Postcard Memories is a weekly series of historic postcard views and photos submitted by Marcel Rousseau.

Some were previously published by the Orillia Museum of Art and History and in the book Postcard Memories Orillia.

This early 1940s photo of Mississaga Street East shows the RCA mascot, Nipper, sitting in the doorway of the Newton-Croxall Ltd. Furniture Store.

The original Nipper was a mutt from Bristol, England. Born in 1884, he was part Bull Terrier and part Fox Terrier. Francis Barraud, one of Nipper's human friends, painted a picture of the canine listening to a phonograph, ear cocked attentively.

Barraud shopped the painting around and eventually sold it to the Gramophone Company of London.

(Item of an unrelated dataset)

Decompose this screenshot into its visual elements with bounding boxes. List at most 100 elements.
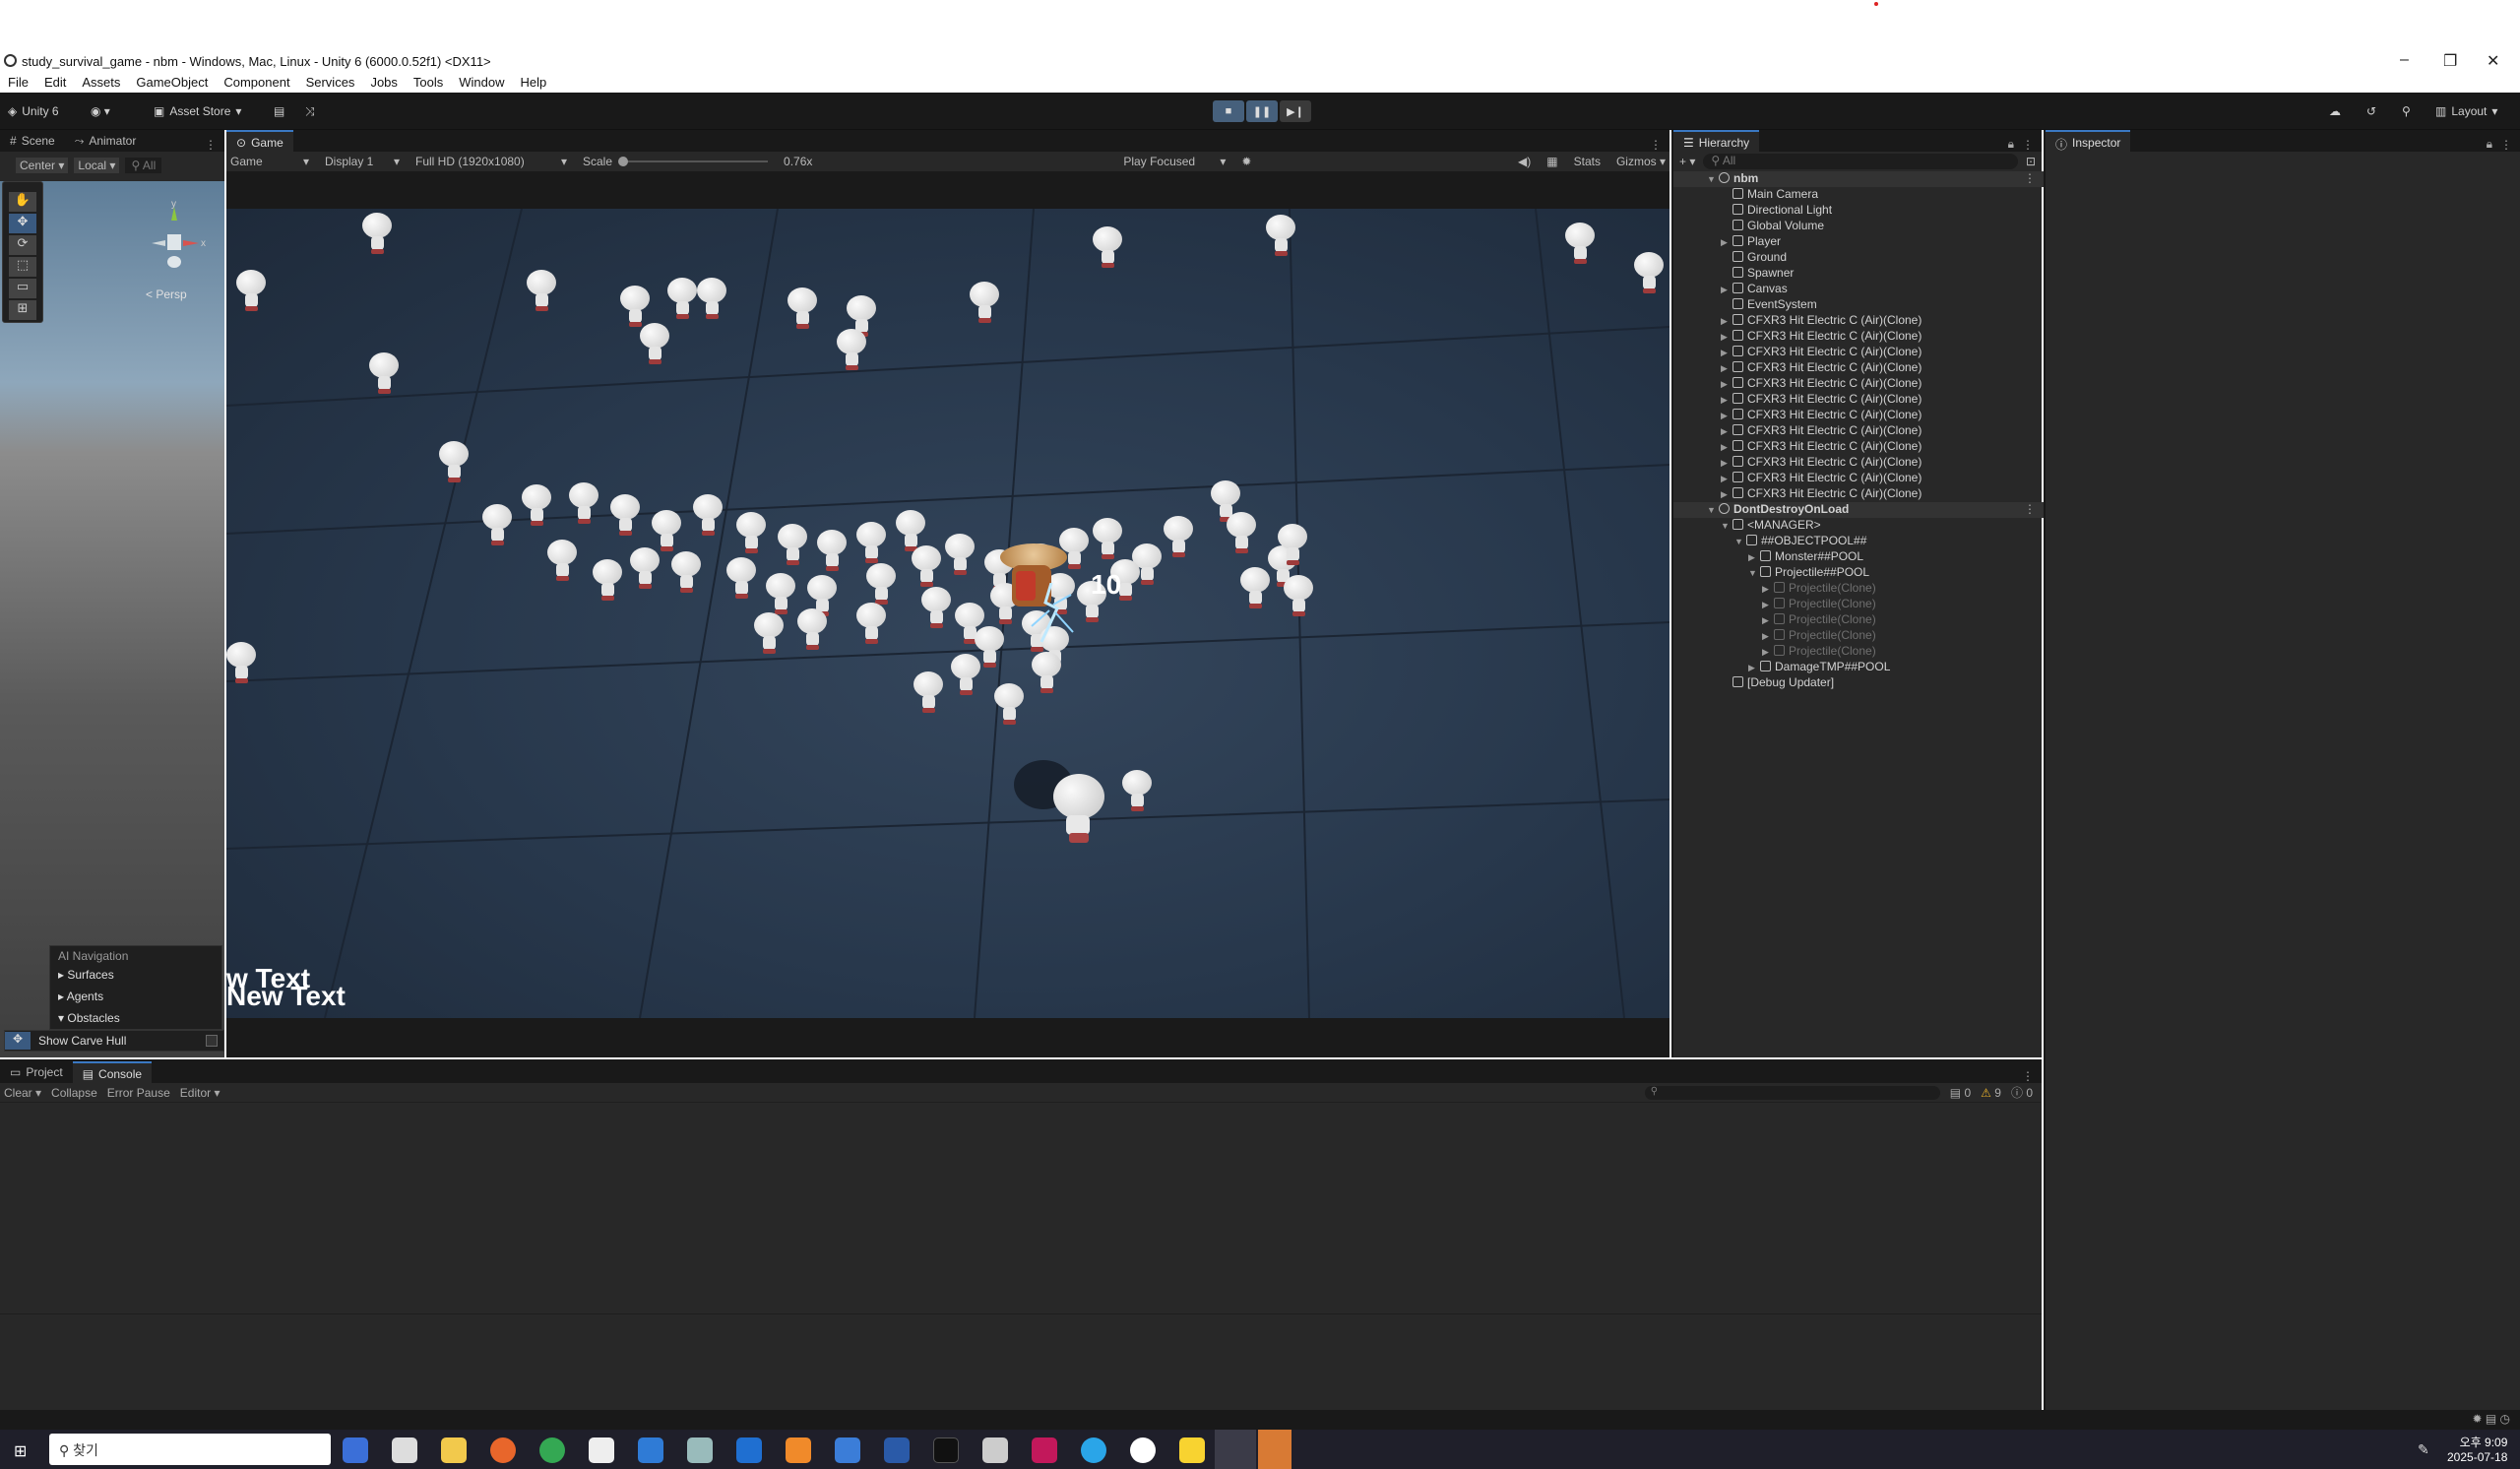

The painting, named 'His Master's Voice,' graced the walls of the Gramophone Company and became their trademark.

Later, Emile Berliner, inventor of the disc gramophone, gained the rights to use it in the United States and Canada and the image became the trademark of the Victor Talking Machine Company and eventually RCA.

At the rear of the Newton-Croxall store was Bryson’s Bread with an entrance off the rear alley. A few years later the furniture store became Anderson Furniture and at the rear, Trent Valley Bakery. It is now the location of Mariposa Market.

Next door at 115 Mississaga St. E. was Horace Page Billiards, later Bob White's Billiards, then the Star Café, later the Shangri-La Gardens at No. 119, Olympia Billiards at No. 121 and Strathman Clothing at No. 127.